Some great new analysis by Gus Hamilton shows that AI agents probably don’t obey a constant hazard rate / half-life after all. Instead their hazard rates systematically decline as the task goes on.
This means that their success rates on tasks beyond their 50%-horizon are better than the simple model suggests, but those for tasks shorter than the 50% horizon are worse.
I had suggested a constant hazard rate was a good starting assumption for how their success rate at tasks decays with longer durations. It is the simplest model and fits the data OK. But Gus used the standard second-simplest model from survival analysis (the Weibull distribution rather than the exponential distribution). It has a second parameter, K, which represents how the hazard rate changes with time (if at all). If K=1, there is a constant hazard rate, so the exponential distribution is a special case of the Weibull. But if K<1, then hazard decreases over time (like the Lindy effect), and if it is greater, hazard increases (like aging).
Gus found that the estimated values for K were below 1 for all the models, showing that *all* of them had decreasing hazard rates.
A distribution that generalises another is always going to get a better fit of the data than my exponential distribution, so fit alone wouldn’t be decisive. But the way that every single model has K statistically significantly below 1 convinces me he is right.
So what does this mean?
One thing is that it gives very different estimated success rates for tasks much shorter or longer than the 50% horizon (which METR focuses on because it is easier to reliably estimate). e.g. use the Weibull to estimate the 99% horizon (or 10% horizon).
Another thing is that the AI agents mainly have a K of about 0.6, while the human value of K is significantly lower, at about 0.4. This means even if they have the same 50% horizon, humans can do better on really long tasks (and worse on really short ones).
As this shows, for a fixed 50% horizon length, it isn’t clearly better or worse to have a lower value of K. Lower values are good for the low success rate really long tasks, but worse for the high reliability thresholds.

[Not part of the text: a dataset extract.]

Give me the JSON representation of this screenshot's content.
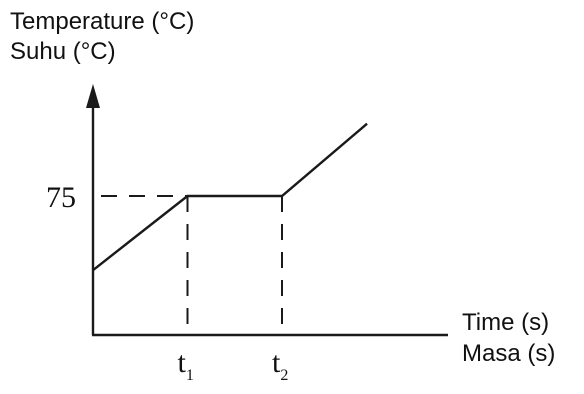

As a word of warning, I was quite sure before METR released its Opus 4.5 results that it was going to have a more human-like value of K, since it had a great 50% horizon, but only an average showing at 80%. But the estimates are that its value of K is similar. I’m not sure why that is, but it might be due to the fact that there isn’t much data to go on here and things are quite noisy for any individual model.
So, from Gus’s results, it still looks like there is some important gap between how human success rates drop off at longer tasks versus how AI agents do.
Gus also compares his two-parameter Weibull model of the data to METR’s two-parameter log-logistic model. He finds that they are similar, but with the log-logistic fitting slightly better. So it isn’t clear which of these to use if you have the choice. They differ quite a lot in the tails of the distribution (i.e. in estimated success rates for very short or very long tasks). e.g. the Weibull says the 99% horizon is 1/20th as long as the log-logistic predicts. That’s a big deal and the data doesn’t tell us which to favour! I’d slightly favour the Weibull, on the grounds that it is more plausible ex ante. But maybe the bigger lesson is that it is unknown which is right, and thus the 99% horizons (necessary for much useful work) are deeply uncertain.